Asylum, Refugee Status, & Deportation: Debunking Misinformation

WED, JUL 24, 2019 (1:19:15)

This country has long welcomed those who are persecuted and oppressed in their home countries and offered them asylum. But what does that really mean?

What is it like to be an asylum seeker?
How do you apply for asylum?
How long does the asylum process take?
What if you don’t speak English?
Can you still apply for asylum even if you are in the United States undocumented?
Are asylum seekers also refugees?
What’s going on at the migrant detention centers?
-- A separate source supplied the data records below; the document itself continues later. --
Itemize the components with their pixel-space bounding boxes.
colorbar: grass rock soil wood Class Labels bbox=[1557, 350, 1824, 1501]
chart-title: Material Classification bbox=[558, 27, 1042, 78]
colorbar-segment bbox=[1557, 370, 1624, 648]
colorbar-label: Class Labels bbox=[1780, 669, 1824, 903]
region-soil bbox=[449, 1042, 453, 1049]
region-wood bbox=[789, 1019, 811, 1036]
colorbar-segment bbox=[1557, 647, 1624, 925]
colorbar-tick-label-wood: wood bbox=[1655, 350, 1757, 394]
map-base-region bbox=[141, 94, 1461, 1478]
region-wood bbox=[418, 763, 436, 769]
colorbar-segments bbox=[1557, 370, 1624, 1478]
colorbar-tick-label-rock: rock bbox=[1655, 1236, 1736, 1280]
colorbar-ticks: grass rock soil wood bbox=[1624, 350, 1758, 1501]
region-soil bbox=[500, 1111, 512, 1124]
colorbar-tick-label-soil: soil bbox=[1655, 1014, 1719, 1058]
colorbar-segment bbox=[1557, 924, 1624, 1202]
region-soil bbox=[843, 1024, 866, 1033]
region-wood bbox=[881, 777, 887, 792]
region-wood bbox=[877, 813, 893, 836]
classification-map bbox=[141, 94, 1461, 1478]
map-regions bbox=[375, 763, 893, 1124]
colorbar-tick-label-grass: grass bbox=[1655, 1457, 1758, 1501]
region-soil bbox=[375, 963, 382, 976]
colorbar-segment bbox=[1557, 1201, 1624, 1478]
An expert panel joins the Zakim Builders Breakfast to explain the process of asylum seeking and help foster understanding of the complexity of asylum and granting legal status.

+ BIO: Dr. Westy Egmont

With a doctorate in pastoral counseling, Dr. Egmont has focused on the human needs and social services of newcomer communities, immigrant rights, and the complex dynamic two-way process of immigrant integration. His work has led to the creation of BCSSW’s Immigrant Integration Lab, a pioneering endeavor in relating demographic shifts of developed nations, social policy, and social practices that foster the full economic, social and civic participation of the newcomer to studying the mechanisms of incorporation by the receiving society. Prior work as a missionary educator and in executive leadership of anti-poverty social service agencies makes the issue of applied research his priority. Dr Egmont is the Co-Chair of the Governor’s Advisory Council on Immigrants and Refugees, having served as an adviser to six governors.

+ BIO: Anita P. Sharma

Anita P. Sharma, Esq., is the Executive Director of the PAIR Project. She serves as co-chair of the Liaison Committee on Asylum for the New England Chapter of the American Immigration Lawyers Association and is a steering committee member of the Boston Bar Association’s (BBA) Delivery of Legal Services Section. She co-chaired the BBA’s Immigration Section and is currently a steering committee member. Anita received the Unsung Heroine of Massachusetts Award from the Massachusetts Commission on the Status of Women, and BBA’s John G. Brooks Public Service Award for outstanding representation of asylum-seekers and mentorship to hundreds of pro bono attorneys. PAIR, the Political Asylum/Immigration Representation Project (PAIR) is a nationally recognized pro bono model that works to secure safety and freedom for asylum-seekers who have fled from persecution throughout the world and to promote the rights of immigrants unjustly detained. PAIR provides hope and a new beginning to asylum-seekers, torture survivors and immigration detainees.

+ BIO: Sarath Suong

Sarath is a co-founder of PrYSM. Born in the Thai Refugee camp Khao I Dang, his family fled Cambodia during the war and immigrated to his hometown of Revere, MA. To cope with the violence, pain, and injustices facing Southeast Asian Americans, he became a community organizer, centered around the unique intersections of race, class, gender, and sexuality. Sarath is also biggest X-Men fanatic you’d ever meet.

+ BIO: Wilson Taty Kapanga-Ndjibu

Wilson-taty Kapang-Ndjibu, along with his wife, Naomi, and their infant daughter, survived a harrowing journey from their native Congo, through South Africa, to Brazil, Mexico and finally coming to rest in Boston in 2011. PAIR Project was instrumental in helping Wilson and his family apply for asylum and LZF grant recipient, Refugee Immigration Ministry, helped Wilson and his family settle in to life in Massachusetts. Wilson, Naomi, and their two children live in Haverhill where he serves on the Board of Directors of Temple Emanu-El.